At the time I am writing this, we are all waiting for expected FDA approval of this fall's covid vaccines directed against the XBB lineage. ACIP has a meeting set for September 12 to discuss this, so I expect FDA's notice any second now! Also watch for the ACIP meeting on maternal RSV vaccination on September 22.

Nothing strikingly new on the variant front. Press releases from Pfizer and Moderna state their fall vaccines offer some immunity against BA.2.86 in addition to XBB lineages, and investigators have announced (on social media!) similar good news from in vitro studies. As usual, I'm waiting for actual data that I can assess myself.

Here is a quick update on noteworthy items from this week:

Influenza vaccine 2023 preliminary effectiveness in southern hemisphere looks very good, especially for kids. This bodes well for those who elect to receive flu vaccine for the upcoming season.

Covid variant BA.2.86 caused an outbreak in a nursing home in the East of England region of the UK - in the link, scroll down about 1/3 of the way. The attack rate was 86.6% (33 of 38 residents); so far 22 of the 33 positives have been sequenced and are BA.2.86. 29 of the 33 had received a spring covid vaccine booster. Only 1 resident required hospitalization. From the limited data presented, it appears that this very high risk population had relatively mild courses of illness.

During my hiatus, you may want to look at a few of those gazillion sites that I've found useful.

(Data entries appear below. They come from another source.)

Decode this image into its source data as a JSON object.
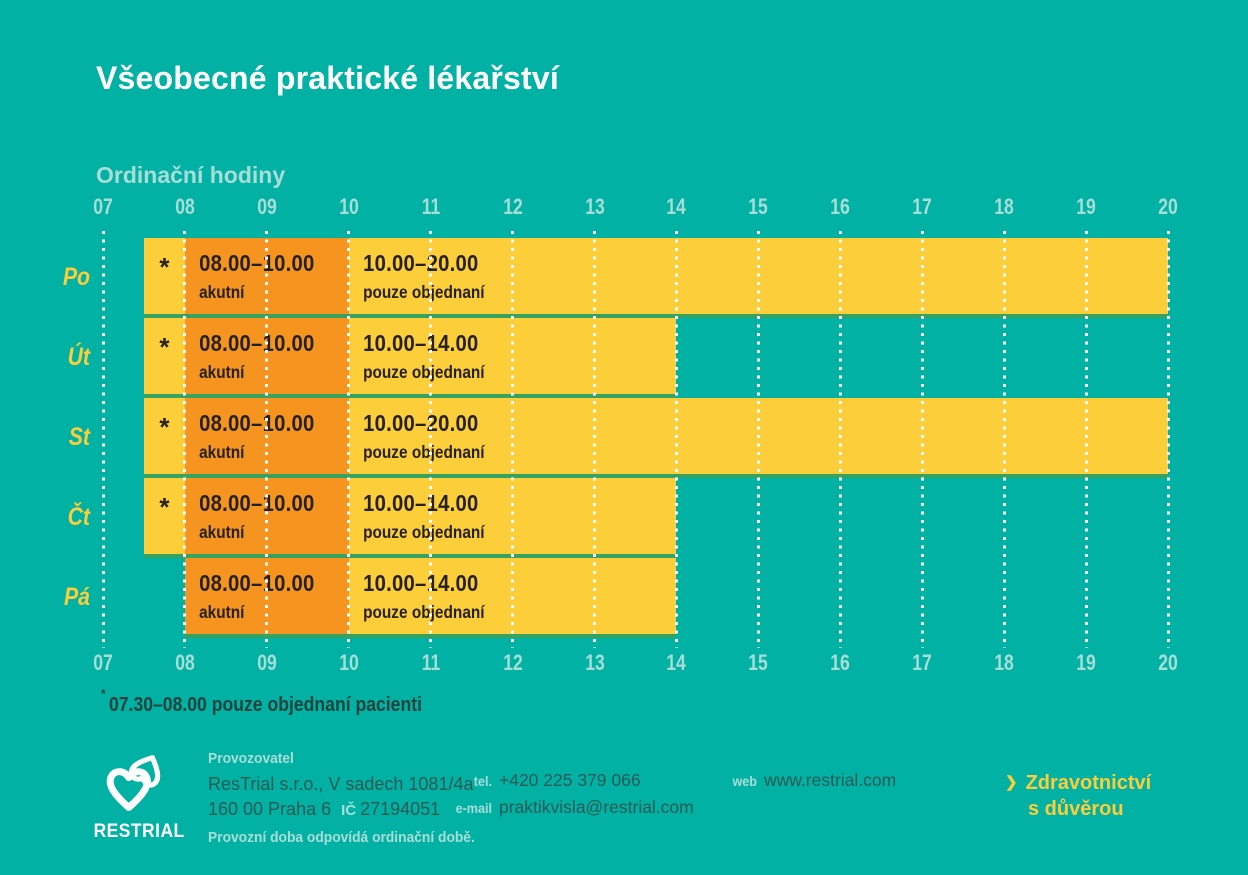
{
  "page": {
    "title": "Všeobecné praktické lékařství",
    "subtitle": "Ordinační hodiny",
    "footnote_marker": "*",
    "footnote_text": "07.30–08.00 pouze objednaní pacienti"
  },
  "colors": {
    "background": "#00b1a4",
    "yellow": "#fcce3a",
    "orange": "#f5941f",
    "separator_green": "#35a35f",
    "pale_aqua": "#a9ded8",
    "dark_text": "#2e5a54",
    "bar_text": "#26211d",
    "white": "#ffffff"
  },
  "chart_data": {
    "type": "gantt",
    "title": "Ordinační hodiny",
    "x_axis": {
      "min": 7,
      "max": 20,
      "ticks": [
        "07",
        "08",
        "09",
        "10",
        "11",
        "12",
        "13",
        "14",
        "15",
        "16",
        "17",
        "18",
        "19",
        "20"
      ],
      "grid": "dotted-white",
      "tick_labels_position": "top-and-bottom"
    },
    "rows": [
      {
        "day": "Po",
        "segments": [
          {
            "start": 7.5,
            "end": 8,
            "color": "yellow",
            "marker": "*"
          },
          {
            "start": 8,
            "end": 10,
            "color": "orange",
            "time": "08.00–10.00",
            "desc": "akutní"
          },
          {
            "start": 10,
            "end": 20,
            "color": "yellow",
            "time": "10.00–20.00",
            "desc": "pouze objednaní"
          }
        ]
      },
      {
        "day": "Út",
        "segments": [
          {
            "start": 7.5,
            "end": 8,
            "color": "yellow",
            "marker": "*"
          },
          {
            "start": 8,
            "end": 10,
            "color": "orange",
            "time": "08.00–10.00",
            "desc": "akutní"
          },
          {
            "start": 10,
            "end": 14,
            "color": "yellow",
            "time": "10.00–14.00",
            "desc": "pouze objednaní"
          }
        ]
      },
      {
        "day": "St",
        "segments": [
          {
            "start": 7.5,
            "end": 8,
            "color": "yellow",
            "marker": "*"
          },
          {
            "start": 8,
            "end": 10,
            "color": "orange",
            "time": "08.00–10.00",
            "desc": "akutní"
          },
          {
            "start": 10,
            "end": 20,
            "color": "yellow",
            "time": "10.00–20.00",
            "desc": "pouze objednaní"
          }
        ]
      },
      {
        "day": "Čt",
        "segments": [
          {
            "start": 7.5,
            "end": 8,
            "color": "yellow",
            "marker": "*"
          },
          {
            "start": 8,
            "end": 10,
            "color": "orange",
            "time": "08.00–10.00",
            "desc": "akutní"
          },
          {
            "start": 10,
            "end": 14,
            "color": "yellow",
            "time": "10.00–14.00",
            "desc": "pouze objednaní"
          }
        ]
      },
      {
        "day": "Pá",
        "segments": [
          {
            "start": 8,
            "end": 10,
            "color": "orange",
            "time": "08.00–10.00",
            "desc": "akutní"
          },
          {
            "start": 10,
            "end": 14,
            "color": "yellow",
            "time": "10.00–14.00",
            "desc": "pouze objednaní"
          }
        ]
      }
    ],
    "annotations": [
      "* 07.30–08.00 pouze objednaní pacienti"
    ]
  },
  "footer": {
    "logo_word": "RESTRIAL",
    "operator": {
      "label": "Provozovatel",
      "line1": "ResTrial s.r.o., V sadech 1081/4a",
      "city": "160 00 Praha 6",
      "ic_label": "IČ",
      "ic_value": "27194051",
      "note": "Provozní doba odpovídá ordinační době."
    },
    "contacts": {
      "tel_label": "tel.",
      "tel_value": "+420 225 379 066",
      "email_label": "e-mail",
      "email_value": "praktikvisla@restrial.com",
      "web_label": "web",
      "web_value": "www.restrial.com"
    },
    "tagline": {
      "chevron": "❯",
      "line1": "Zdravotnictví",
      "line2": "s důvěrou"
    }
  }
}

ProMED - https://promedmail.org/

CIDRAP Newsletter - https://www.cidrap.umn.edu/newsletter

CDC COVID Data Tracker - https://covid.cdc.gov/covid-data-tracker/#datatracker-home

CDC Health Alert Network - https://emergency.cdc.gov/han/updates.asp

Biobot Network of Wastewater Treatment Plants (includes both covid and mpox) - https://biobot.io/data/?utm_source=substack&utm_medium=email

United Kingdom COVID notifications - https://www.gov.uk/email-signup?topic=/coronavirus-taxon

Remember that comparing covid numbers now to those from last winter or prior years can be very misleading because of dismantling of some tracking systems as well as unreported home testing and lack of testing in general. Even covid tracking for ED visits, hospitalizations, and deaths all are significantly changed. Probably only the wastewater methodology has remained similar over the few years, so I'm watching those trends more closely.

And one final optimistic note I picked up from David Brooks of the NY Times in his August 31 opinion piece (subscription required). The title was "People are More Generous Than You Think" and he referred to a scientific publication in a psychology journal that I found pretty surprising. For all I know he cherry-picked this article to come up with a heartening message, I didn't take the time to do a formal lit search and I certainly don't keep up with this subject matter.

In the study, almost 200 people in total, from 3 low-income and 4 high-income countries, were selected to receive $10,000 for whatever they wanted to use if for. The only strings attached were that they must report to the investigators how they used the money and they agreed to be randomized to either share their use of the money on Twitter or keep quiet about what they used it for. The investigators figured that the group publicizing this on Twitter would spend less of the money on themselves. That wasn't the case however. On average the individuals spent $6400 of the total on others, including $1700 on charitable donations. By and large, spending of those from lower income countries didn't differ that much from the higher income group, though the latter had slightly higher gifts to charity. The article really brightened my day, take a peek at it.